ARBITRO: Nasca di Bari.

MARCATORE: 29′ st Boultan.

AMMONITI: Claiton (Cre), Vaisanen (Cro), Castrovilli (Cre)

ESPULSO: 43′ pt Aristoteles (Cro) per doppia ammonizione.

 

Non c’è pace per il Crotone, la squadra rossoblù perde ancora ed ora è in zona retrocessione. Per Oddo si tratta della quarta sconfitta in cinque partite sulla panchina rossoblù. Il tecnico stupisce passando al 3-5-2 con Simy e Budimir davanti e lancia a sorpresa Aristoteles Romero come regista. Il venezuelano gioca bene ma risulta decisivo in negativo facendosi espellere poco prima della fine del primo tempo per doppia ammonizione. Nei primi dieci minuti due clamorose occasioni per il Crotone: colpo di testa a botta sicura di Faraoni su assist di Romero che Ravaglia para miracolosamente, poi traversa di Sampirisi a portiere battuto. La bella spinta offensiva dei calabresi si esaurisce al quarto d’ora di gioco.

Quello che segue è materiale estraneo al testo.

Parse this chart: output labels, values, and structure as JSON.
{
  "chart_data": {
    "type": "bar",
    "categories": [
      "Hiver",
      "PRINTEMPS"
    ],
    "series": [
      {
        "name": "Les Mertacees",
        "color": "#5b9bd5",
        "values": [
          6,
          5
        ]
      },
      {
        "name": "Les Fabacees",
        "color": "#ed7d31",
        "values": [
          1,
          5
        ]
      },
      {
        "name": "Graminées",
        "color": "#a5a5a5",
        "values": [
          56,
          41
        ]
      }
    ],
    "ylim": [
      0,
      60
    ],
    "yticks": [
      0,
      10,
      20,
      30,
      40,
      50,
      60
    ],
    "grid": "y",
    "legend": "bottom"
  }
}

Nella ripresa, con la superiorità numerica, la Cremonese staziona costantemente nella metà campo avversaria, ed il Crotone si limita a difendere. I lombardi creano però pochissimo, ma il neo entrato Boultan ci mette un solo minuto  a trovare la rete della vittoria ribadendo in rete un errato disimpegno in area di rigore. Reazione dei crotonesi nulla, attacco senza idee, squadra lenta e prevedibile. Ci sarà molto da riflettere e lavorare per Oddo, la situazione è nerissima.